Harmloser Spuk am "Totschlag"
Der "Totschlag" ist ein Hügel an der Straße nach Fürstenberg in der Nähe des Kastavensees. In früheren Zeiten ist dort auf mysteriöse Weise ein Reisender umgekommen. Seit jener Zeit spukt diese Geschichte in den Köpfen der alten Lychener. Und so hütete sich früher jeder, bei Dämmerung oder im Morgengrauen an diesem schaurigen Ort vorbeizukommen. In der Vorkriegszeit ereignete sich folgende Episode:
Hermann Zabel wohnte früher in der heutigen Berliner Straße Nr. 24. Während Zabel vor dem Krieg im Siemens'schen Kabelwerk Berlin arbeitete, fuhr er regelmäßig zum Wochenende nach Lychen. Häufig reiste er erst mit dem Frühzug am Montag von Fürstenberg nach Berlin zurück. Da von Lychen frühmorgens keine Bahnverbindung zu diesem Zug bestand, musste Zabel also die 12 Kilometer laufen. In aller Herrgottsfrühe machte er sich auf den Weg. Als er sich dem Kastavensee näherte, zog ein dichter Nebel auf. Die Schwaden zogen durch die dichten Wachholderbüsche und zauberten allerlei sonderbare Gestalten hervor. Vom Zauber des Seltsamen und Geheimnisvollen gefangen, wanderte Zabel wie im Märchenwald weiter. Da tauchten plötzlich Schatten vor ihm auf. Leise Stimmen ertönten. Schritte waren zu hören, die langsam näher kamen. Noch war nichts Genaues zu erkennen, dann aber - er glaubte seinen Augen kaum - träumte oder wachte er? - tauchte vor ihm ein richtiger Räuber auf mit einem federgeschmückten Hut, großen Stulpenstiefeln, einem gewaltigen Säbel und einer Pistole an der Seite. Und wen führte er mit sich? Wahrhaftig eine Prinzessin, eine richtige Prinzessin mit Krone und Schleier!

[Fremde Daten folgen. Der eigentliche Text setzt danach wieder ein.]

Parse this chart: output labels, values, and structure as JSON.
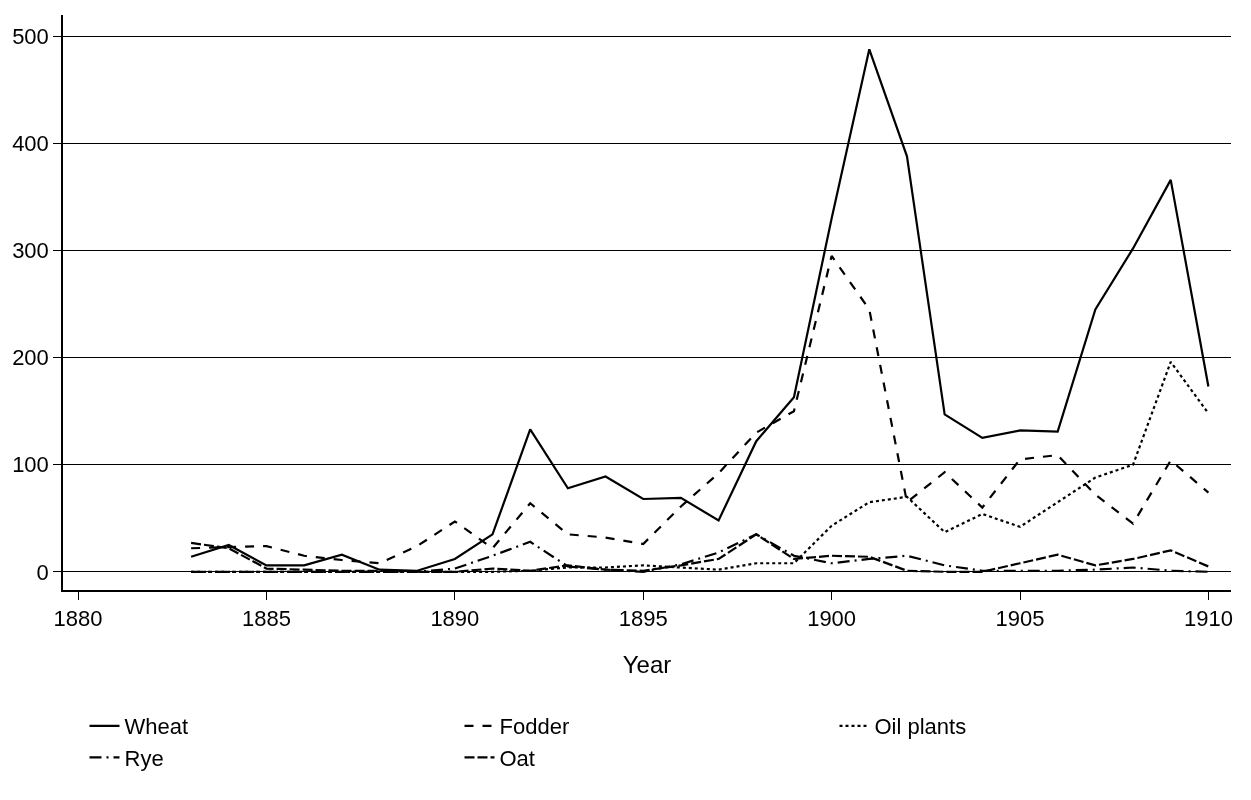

Zabel rieb sich die Augen. Es stimmte, es waren keine Spukgestalten, sondern Menschen von Fleisch und Blut. Entschlossen ging er auf die Gruppe zu, bot ihnen einen "Guten Morgen" und fragte nach dem Wohin und Woher. Mürrisch antwortete der Räuber: "Ach, alles wegen der Weiber! Wir waren zu einem Maskenball in Fürstenberg. Ich wollte mit dem letzten Zug zurückfahren, aber die Weiber wollten noch weitermachen. So müssen wir nun nach Hause laufen!"
So verscheuchten die groben Worte des Räubers jäh die romantische Stimmung der "mondbeglänzten Zaubernacht".